With the US, and by extension Poroshenko’s, policy in Ukraine, in a shambles, the Ukrainian president is scrambling for ways to shore up his sagging political fortunes. As the West has become frustrated with his erratic policies, Poroshenko, despite his strident anti-Russian bluster in public, privately has been exploring avenues for a rapprochement with Russia.
Poroshenko’s problem is that he is caught in a dilemma, faced as he is with various challenges to his political and perhaps even personal survival in Ukraine. The country’s economic collapse and political fragmentation continues unabated, and he seems to be unable to stop that. His most pressing task now is to end the war in the east with a minimal loss of face so he could claim some credit for his almost two years in office, and the proceed to declare a new start for Ukraine.
Poroshenko knows he will face nationalist fury if he tries to make peace with the Donbass. For Ukrainian radicals the only peace they could stomach is the unconditional surrender by Donetsk and Lugansk. Even though he has been shoring up his defenses, Poroshenko is uncertain whether he would be able to take on the nationalist challenge, and in any event he wants to avoid a showdown for as long as possible.
At the same time the political landscape in Ukraine is changing fast. With the population’s standard of living in free fall, future elections are sure to roll back the Maidan onslaught. When that happens, Poroshenko will risk being thrown out of power, losing his business assets and possibly facing criminal charges for a variety of misdeeds, not least for using the army against its own people, something that is expressly prohibited by Ukrainian law.
So Poroshenko is under pressure to act to secure his political future. With the West overawed by the enormity of the Ukrainian crisis and increasingly assuming the stance of an interested observer, the Ukrainian president has little choice but to seek a deal with Russia, a deal that would see Poroshenko ending the Donbass war in exchange for assurances for him to remain a key player in the post-Maidan Ukraine.
At heart, Poroshenko should care little about the Maidan or its values, be that Ukrainian nationalism or the fight against corruption. As the nationalists see it, he was thrust into the role as president almost by accident, hijacking the Maidan’s victories in the process. Clearly, Poroshenko is not a natural ally of the Maidan radicals. He did well under all regimes, and can take and leave the Ukrainian cause as that suits his goals. He was not even born in Ukraine, and sports a dubious pedigree from the standpoint of hardcore Ukrainian nationalists. Members of battalion Azov, a white-supremacist outfit nominally under the command of the Kiev authorities, regularly stage open public challenges to Poroshenko. They conduct marches extolling the virtues of ancient Rus princes who conquered the Khazars, a code word for Jews. Other rightist factions have been less creative, simply bombing Roshen candy shops owned by the president. Poroshenko is fighting back: the Ukrainian security service has been taking out members of the nationalist militias one by one, bizarrely branding them as Russian spies in doing so.

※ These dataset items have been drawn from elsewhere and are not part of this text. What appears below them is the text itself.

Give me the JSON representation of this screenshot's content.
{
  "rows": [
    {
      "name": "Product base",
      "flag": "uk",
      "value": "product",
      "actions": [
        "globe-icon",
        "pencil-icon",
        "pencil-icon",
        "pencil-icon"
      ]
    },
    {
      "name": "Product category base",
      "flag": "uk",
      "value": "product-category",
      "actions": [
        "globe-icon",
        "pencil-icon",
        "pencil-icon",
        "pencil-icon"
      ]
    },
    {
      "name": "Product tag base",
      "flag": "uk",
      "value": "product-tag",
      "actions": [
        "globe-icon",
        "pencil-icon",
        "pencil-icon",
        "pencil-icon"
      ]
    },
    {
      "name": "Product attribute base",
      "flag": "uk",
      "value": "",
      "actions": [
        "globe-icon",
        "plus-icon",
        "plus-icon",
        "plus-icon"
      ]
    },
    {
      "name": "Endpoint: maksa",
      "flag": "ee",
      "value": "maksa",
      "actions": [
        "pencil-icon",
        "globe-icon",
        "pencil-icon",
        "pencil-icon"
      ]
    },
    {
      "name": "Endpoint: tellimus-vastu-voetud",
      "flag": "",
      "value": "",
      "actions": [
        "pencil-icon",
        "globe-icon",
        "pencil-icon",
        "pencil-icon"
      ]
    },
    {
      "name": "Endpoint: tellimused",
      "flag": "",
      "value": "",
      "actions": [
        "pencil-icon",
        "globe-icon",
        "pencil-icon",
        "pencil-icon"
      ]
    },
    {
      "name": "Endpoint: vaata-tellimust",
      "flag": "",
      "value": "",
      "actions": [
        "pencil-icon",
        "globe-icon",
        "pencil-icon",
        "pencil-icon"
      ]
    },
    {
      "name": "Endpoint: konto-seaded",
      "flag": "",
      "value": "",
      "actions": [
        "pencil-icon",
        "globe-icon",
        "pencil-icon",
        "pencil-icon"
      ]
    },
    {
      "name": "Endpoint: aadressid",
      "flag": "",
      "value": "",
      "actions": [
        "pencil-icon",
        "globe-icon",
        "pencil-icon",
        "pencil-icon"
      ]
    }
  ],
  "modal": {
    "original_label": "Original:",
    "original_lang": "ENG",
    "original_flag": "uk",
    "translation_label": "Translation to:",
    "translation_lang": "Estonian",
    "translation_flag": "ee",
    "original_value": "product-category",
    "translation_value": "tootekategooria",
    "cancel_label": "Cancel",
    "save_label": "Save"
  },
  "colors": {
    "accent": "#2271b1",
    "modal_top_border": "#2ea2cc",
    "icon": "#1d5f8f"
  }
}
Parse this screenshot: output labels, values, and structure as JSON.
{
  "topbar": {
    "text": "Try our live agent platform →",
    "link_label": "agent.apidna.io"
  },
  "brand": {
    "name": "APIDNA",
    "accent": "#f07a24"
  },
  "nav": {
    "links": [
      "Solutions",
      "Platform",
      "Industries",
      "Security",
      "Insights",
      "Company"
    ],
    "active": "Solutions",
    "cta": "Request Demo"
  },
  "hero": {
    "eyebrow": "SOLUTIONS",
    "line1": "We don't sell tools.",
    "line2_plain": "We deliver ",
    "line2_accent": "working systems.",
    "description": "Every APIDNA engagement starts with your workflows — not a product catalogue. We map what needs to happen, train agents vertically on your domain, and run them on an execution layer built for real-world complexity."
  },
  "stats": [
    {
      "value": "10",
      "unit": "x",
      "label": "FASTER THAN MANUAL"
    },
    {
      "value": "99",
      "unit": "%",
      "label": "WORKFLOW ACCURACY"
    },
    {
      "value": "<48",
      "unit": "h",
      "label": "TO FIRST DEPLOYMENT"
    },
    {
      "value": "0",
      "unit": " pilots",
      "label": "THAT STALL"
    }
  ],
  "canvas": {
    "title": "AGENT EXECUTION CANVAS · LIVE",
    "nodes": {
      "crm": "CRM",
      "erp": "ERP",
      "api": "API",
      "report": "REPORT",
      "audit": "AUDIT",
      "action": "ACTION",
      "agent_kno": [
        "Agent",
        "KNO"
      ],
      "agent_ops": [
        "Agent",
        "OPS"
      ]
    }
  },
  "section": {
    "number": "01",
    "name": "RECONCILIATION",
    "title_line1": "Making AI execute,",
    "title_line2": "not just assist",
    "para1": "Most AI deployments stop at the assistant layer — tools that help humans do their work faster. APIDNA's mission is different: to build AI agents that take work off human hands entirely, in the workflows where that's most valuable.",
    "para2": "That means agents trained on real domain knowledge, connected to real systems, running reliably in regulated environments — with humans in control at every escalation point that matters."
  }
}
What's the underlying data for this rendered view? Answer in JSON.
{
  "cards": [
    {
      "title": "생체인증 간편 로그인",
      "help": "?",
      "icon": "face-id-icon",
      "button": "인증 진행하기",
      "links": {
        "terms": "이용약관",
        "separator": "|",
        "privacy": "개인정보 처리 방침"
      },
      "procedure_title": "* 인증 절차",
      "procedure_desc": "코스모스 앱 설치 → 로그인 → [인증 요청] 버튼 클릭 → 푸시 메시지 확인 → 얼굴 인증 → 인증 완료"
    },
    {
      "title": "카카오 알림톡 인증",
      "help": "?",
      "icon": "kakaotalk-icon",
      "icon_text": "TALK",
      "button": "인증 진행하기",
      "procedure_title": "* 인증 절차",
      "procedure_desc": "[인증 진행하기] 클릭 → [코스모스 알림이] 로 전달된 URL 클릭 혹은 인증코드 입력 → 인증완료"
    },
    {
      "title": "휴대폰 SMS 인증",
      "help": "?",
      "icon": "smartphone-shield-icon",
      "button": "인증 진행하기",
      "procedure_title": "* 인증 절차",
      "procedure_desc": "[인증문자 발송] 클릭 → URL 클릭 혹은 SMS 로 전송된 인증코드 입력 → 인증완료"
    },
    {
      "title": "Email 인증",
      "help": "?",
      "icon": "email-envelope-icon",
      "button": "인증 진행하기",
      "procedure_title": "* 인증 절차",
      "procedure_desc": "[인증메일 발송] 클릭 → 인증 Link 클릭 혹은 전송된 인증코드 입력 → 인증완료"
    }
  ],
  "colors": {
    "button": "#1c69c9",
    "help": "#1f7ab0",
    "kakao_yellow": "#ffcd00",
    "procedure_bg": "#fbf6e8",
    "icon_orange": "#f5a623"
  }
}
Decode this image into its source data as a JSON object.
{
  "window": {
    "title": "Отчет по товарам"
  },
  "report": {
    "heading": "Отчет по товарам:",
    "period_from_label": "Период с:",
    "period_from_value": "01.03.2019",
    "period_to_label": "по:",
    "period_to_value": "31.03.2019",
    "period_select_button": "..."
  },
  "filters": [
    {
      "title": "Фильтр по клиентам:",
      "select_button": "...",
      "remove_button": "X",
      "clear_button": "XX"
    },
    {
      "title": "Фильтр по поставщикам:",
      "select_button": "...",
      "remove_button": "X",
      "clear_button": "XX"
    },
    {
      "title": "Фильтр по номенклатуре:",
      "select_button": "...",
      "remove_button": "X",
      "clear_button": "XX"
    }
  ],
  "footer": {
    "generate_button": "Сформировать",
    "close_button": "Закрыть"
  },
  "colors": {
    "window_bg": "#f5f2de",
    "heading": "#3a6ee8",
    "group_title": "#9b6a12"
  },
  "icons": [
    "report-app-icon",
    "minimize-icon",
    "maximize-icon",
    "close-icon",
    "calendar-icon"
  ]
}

Nor is the president a stranger to corruption. At this very time he is presiding over a glaring conflict of interests, combining as he is the offices of the president and the owner of a business empire. Under Poroshenko Ukraine has become the epitome of oligarchy, where business and government have become a seamless one. A pragmatist, Poroshenko has been using the post-Maidana turmoil to advance his business and political interests. And the Kremlin has shown understanding, allowing his candy factories in Russia to keep on turning profit.
As regards the US, the Maidan’s most important cheerleader and benefactor, Poroshenko is playing a game of his own. By talking to the Russians he is letting it be known that he has options in case Washington piles on pressure or schemes against him at home. From his perspective this is a game he can’t lose. Thus Poroshenko may be discovering for himself the old good policy of balancing or multi vectorism of the late 1990s, successfully used by president Leonid Kuchma to gain a modicum of independence in his foreign policy. President Yanukovich, however, mishandled it and had to run for his life. Now the joys of multi-vectoring must be dawning on Poroshenko.
Gryzlov’s visit to Kiev may indicate that the parties are close to an agreement. Under it Poroshenko will likely be expected to deliver the constitutional reform and enter into direct talks with the rebels in exchange for Russian help in facing down the domestic enemies. Whether the deal will be made and whether it will work remains to be seen.